The Sun Down Motel(59)



It was the woman from that first night, the one who’d stood in front of Viv’s car as she cowered inside. Run, she’d said then, and Viv had simply stared in terror, unable to process any other emotion. Now the woman stood with her back to her, wearing that same dress, and all Viv could feel was pain and a horrible, horrible kind of pity.

I couldn’t just leave her, she thought.

“Betty,” she said, the word coming out a rasp from her dry throat.

Slowly, the woman turned. Viv’s eyes had adjusted to the dark—or perhaps it wasn’t as dark as she’d thought—because she could see the woman so clearly, the line of her neck and the white of her skin. The hair that fell just past her shoulders, dark honey brown and carefully brushed, pinned back from her face. The way, Viv knew now, that Betty had pinned it back that final day before she opened the door to the wrong man.

Her stomach dropped because in the strange light she could also see Betty’s scratches. The bruises and scrapes on her cheekbones. The deep marks on her neck. The blood smeared over her hands, over her fingers and palms, the nails ruined. Betty’s lip was split and her left eye was swollen mostly closed. Below the hem of her dress, blood ran from her knees down her shins.

Horror came over Viv, so complete it was a wash of sensation crawling up her back and burrowing into her stomach, like cold hands on her neck and cotton in her throat. She stared with cold tears on her face as Betty spread her hands and looked down at them.

And then she spoke, like the man had spoken, like the boy. Her voice a far-off reedy sound in the wind. Coming from somewhere and nowhere at once.

“How did this happen?” she said.

Viv raised a hand to her cheek, smeared one of her tears with her icy fingers. “Betty,” she said in a whisper.

Betty lifted her face and looked at Viv, and her expression was confusion and burning rage. “How did this happen?” she said again.

“I don’t know,” Viv said, and she had no idea if Betty could hear her or not, because she simply stood unmoving, her bloody hands held out. “Who was he? Tell me.”

Betty stared with those blazing eyes, and through her terror Viv had the urge to step forward, get closer. Her feet wouldn’t move. A plume of white rose in the air, and Viv realized it was her breath in the suddenly freezing air.

Betty’s mouth moved. Her voice was fainter. “How did this happen?”

“Tell me!” Viv shouted. “I can fix it! Please!”

A horn honked from the parking lot and Viv jumped, a scream coming from her throat. Red and blue light briefly flashed through the window and the half-open door, and there was a blip of a siren.

Viv turned her head, distracted, and when she turned back Betty was gone.

On shaky legs, she walked to the door. In the parking lot below her was a police cruiser, parked diagonally in the middle of the empty space. Next to the driver’s door stood Alma Trent, flashlight in her hand.

She looked up and saw Viv. “Jesus, you gave me a heart attack!” she said, her voice ringing clear through the night air. “The office door is wide open and there’s no one inside. I couldn’t find you anywhere. I thought some creep had stuffed you in his trunk and drove off.”

Viv stood, staring down. Cold sweat trickled down her back, beneath her shirt and her sweatshirt.

“Aren’t you cold?” Alma asked. “Why are the lights out? I didn’t hear anyone call in a power outage.” She flipped on the flashlight and raised it to Viv’s face. “Are you okay? Why are all the doors open?”

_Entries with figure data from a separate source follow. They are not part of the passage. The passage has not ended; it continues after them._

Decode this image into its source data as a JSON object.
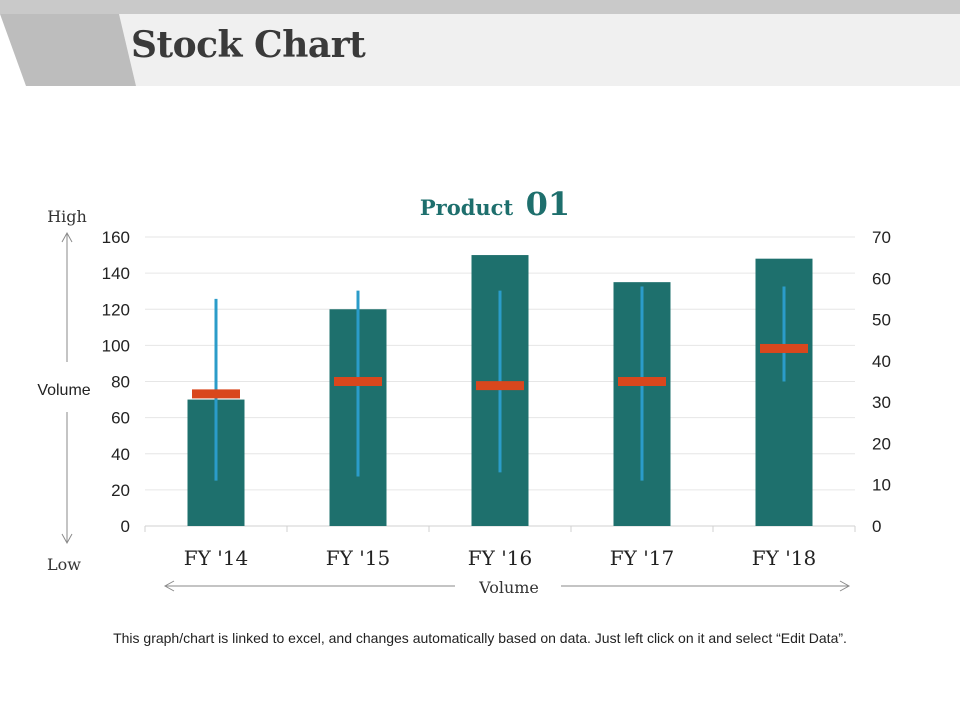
{
  "slide": {
    "title": "Stock Chart",
    "footer_note": "This graph/chart is linked to excel, and changes automatically based on data. Just left click on it and select “Edit Data”."
  },
  "chart_data": {
    "type": "bar",
    "title_word": "Product",
    "title_number": "01",
    "categories": [
      "FY '14",
      "FY '15",
      "FY '16",
      "FY '17",
      "FY '18"
    ],
    "volume": [
      70,
      120,
      150,
      135,
      148
    ],
    "high": [
      55,
      57,
      57,
      58,
      58
    ],
    "low": [
      11,
      12,
      13,
      11,
      35
    ],
    "close": [
      32,
      35,
      34,
      35,
      43
    ],
    "y_left": {
      "min": 0,
      "max": 160,
      "ticks": [
        0,
        20,
        40,
        60,
        80,
        100,
        120,
        140,
        160
      ]
    },
    "y_right": {
      "min": 0,
      "max": 70,
      "ticks": [
        0,
        10,
        20,
        30,
        40,
        50,
        60,
        70
      ]
    },
    "left_axis": {
      "top_label": "High",
      "middle_label": "Volume",
      "bottom_label": "Low"
    },
    "xlabel": "Volume",
    "grid": true,
    "colors": {
      "bar": "#1e706d",
      "range": "#2b9cc9",
      "close": "#d9471d",
      "title": "#1e6f6d",
      "grid": "#e6e6e6"
    }
  }
}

Viv opened her mouth to say something—she had no idea what—and with an angry buzz the neon sign suddenly flipped on, the yellow and blue glowing in the darkness. Then the lights turned on, starting at the end of the L and moving up. One by one the doors clicked closed.

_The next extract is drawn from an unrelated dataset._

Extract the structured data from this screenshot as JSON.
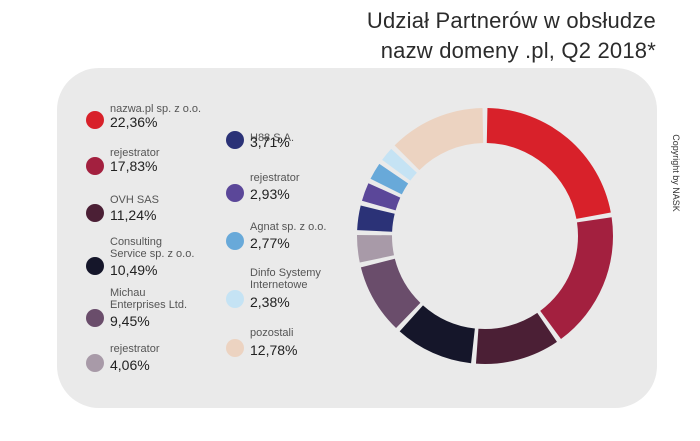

It took a silent stretch of minutes. When it finished, Viv still stood staring down at Alma, who had lowered the flashlight. The two women locked gazes for a long minute.

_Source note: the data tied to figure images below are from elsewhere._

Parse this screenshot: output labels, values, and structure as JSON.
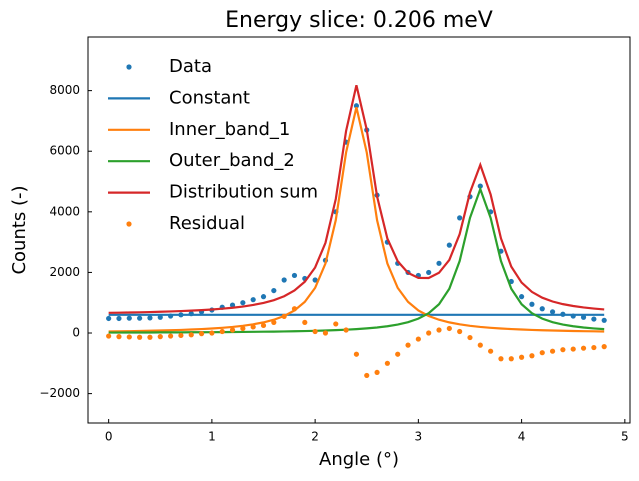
{
  "chart_data": {
    "type": "line",
    "title": "Energy slice: 0.206 meV",
    "xlabel": "Angle (°)",
    "ylabel": "Counts (-)",
    "x": [
      0,
      0.1,
      0.2,
      0.3,
      0.4,
      0.5,
      0.6,
      0.7,
      0.8,
      0.9,
      1,
      1.1,
      1.2,
      1.3,
      1.4,
      1.5,
      1.6,
      1.7,
      1.8,
      1.9,
      2,
      2.1,
      2.2,
      2.3,
      2.4,
      2.5,
      2.6,
      2.7,
      2.8,
      2.9,
      3,
      3.1,
      3.2,
      3.3,
      3.4,
      3.5,
      3.6,
      3.7,
      3.8,
      3.9,
      4,
      4.1,
      4.2,
      4.3,
      4.4,
      4.5,
      4.6,
      4.7,
      4.8
    ],
    "series": [
      {
        "name": "Data",
        "type": "scatter",
        "color": "#1f77b4",
        "values": [
          480,
          480,
          490,
          490,
          500,
          520,
          560,
          600,
          640,
          700,
          760,
          850,
          920,
          1000,
          1100,
          1200,
          1400,
          1750,
          1900,
          1800,
          1750,
          2400,
          4000,
          6300,
          7500,
          6700,
          4550,
          3000,
          2300,
          2000,
          1900,
          2000,
          2300,
          2900,
          3800,
          4500,
          4850,
          4000,
          2700,
          1700,
          1200,
          950,
          800,
          700,
          620,
          560,
          520,
          460,
          420
        ]
      },
      {
        "name": "Constant",
        "type": "line",
        "color": "#1f77b4",
        "values": [
          600,
          600,
          600,
          600,
          600,
          600,
          600,
          600,
          600,
          600,
          600,
          600,
          600,
          600,
          600,
          600,
          600,
          600,
          600,
          600,
          600,
          600,
          600,
          600,
          600,
          600,
          600,
          600,
          600,
          600,
          600,
          600,
          600,
          600,
          600,
          600,
          600,
          600,
          600,
          600,
          600,
          600,
          600,
          600,
          600,
          600,
          600,
          600,
          600
        ]
      },
      {
        "name": "Inner_band_1",
        "type": "line",
        "color": "#ff7f0e",
        "values": [
          51,
          56,
          61,
          67,
          74,
          82,
          91,
          102,
          115,
          130,
          149,
          172,
          201,
          238,
          287,
          351,
          438,
          562,
          745,
          1028,
          1490,
          2292,
          3725,
          5960,
          7450,
          5960,
          3725,
          2292,
          1490,
          1028,
          745,
          562,
          438,
          351,
          287,
          238,
          201,
          172,
          149,
          130,
          115,
          102,
          91,
          82,
          74,
          67,
          61,
          56,
          51
        ]
      },
      {
        "name": "Outer_band_2",
        "type": "line",
        "color": "#2ca02c",
        "values": [
          15,
          15,
          16,
          17,
          18,
          20,
          21,
          22,
          24,
          26,
          28,
          30,
          33,
          36,
          39,
          43,
          47,
          52,
          58,
          65,
          73,
          83,
          95,
          110,
          128,
          152,
          183,
          224,
          279,
          358,
          475,
          655,
          950,
          1462,
          2375,
          3800,
          4750,
          3800,
          2375,
          1462,
          950,
          655,
          475,
          358,
          279,
          224,
          183,
          152,
          128
        ]
      },
      {
        "name": "Distribution sum",
        "type": "line",
        "color": "#d62728",
        "values": [
          666,
          671,
          677,
          684,
          692,
          702,
          712,
          724,
          739,
          756,
          777,
          802,
          834,
          874,
          926,
          994,
          1085,
          1214,
          1403,
          1693,
          2163,
          2975,
          4420,
          6670,
          8178,
          6712,
          4508,
          3116,
          2369,
          1986,
          1820,
          1817,
          1988,
          2413,
          3262,
          4638,
          5551,
          4572,
          3124,
          2192,
          1665,
          1357,
          1166,
          1040,
          953,
          891,
          844,
          808,
          779
        ]
      },
      {
        "name": "Residual",
        "type": "scatter",
        "color": "#ff7f0e",
        "values": [
          -100,
          -120,
          -130,
          -140,
          -140,
          -120,
          -100,
          -80,
          -60,
          -20,
          0,
          50,
          100,
          150,
          200,
          250,
          350,
          550,
          800,
          350,
          50,
          0,
          300,
          100,
          -700,
          -1400,
          -1300,
          -1000,
          -700,
          -400,
          -200,
          0,
          100,
          150,
          50,
          -150,
          -400,
          -600,
          -850,
          -850,
          -800,
          -750,
          -650,
          -600,
          -550,
          -530,
          -500,
          -480,
          -450
        ]
      }
    ],
    "xlim": [
      -0.2,
      5.05
    ],
    "ylim": [
      -2970,
      9770
    ],
    "xticks": [
      0,
      1,
      2,
      3,
      4,
      5
    ],
    "yticks": [
      {
        "value": -2000,
        "label": "−2000"
      },
      0,
      2000,
      4000,
      6000,
      8000
    ],
    "legend": "upper left"
  }
}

“Vivian,” Alma said at last. “Come down here and we’ll talk.”





Fell, New York

November 2017





CARLY


I had been on shift at the Sun Down for an hour. It was midnight, and I was reading the old copy of Firestarter I’d found in the office. Drew Barrymore’s baby face was on the cover, her hair lifting in the draft from the wall of flames behind her. Andy and Charlie had just been captured by the CIA, and things were about to get really bad. Then the office door opened and Nick walked in.

He was wearing jeans and a black zip-up hoodie. His hair was a little mussed and his beard was thicker. He looked like he just woke up. He carried a six-pack of beer, which he put on the desk in front of me.

“Hey,” he said.

“What’s this?” I asked from over the top of my book.

“Beer.”

“I’m only twenty.”

His eyebrows went up. “Are you for real?”

I put my book down, finding a Post-it note to use as a bookmark, because folding the corner of a page—even in a thirty-year-old book—is sacrilege. “Okay,” I said. “I’m not a big drinker, though. What is this for, anyway?”

Nick walked to the corner of the room, pushed some old tourist brochures off a wooden chair, and pulled it up to the desk. “Because I didn’t answer your texts earlier.” He sat down and pulled a can from the pack.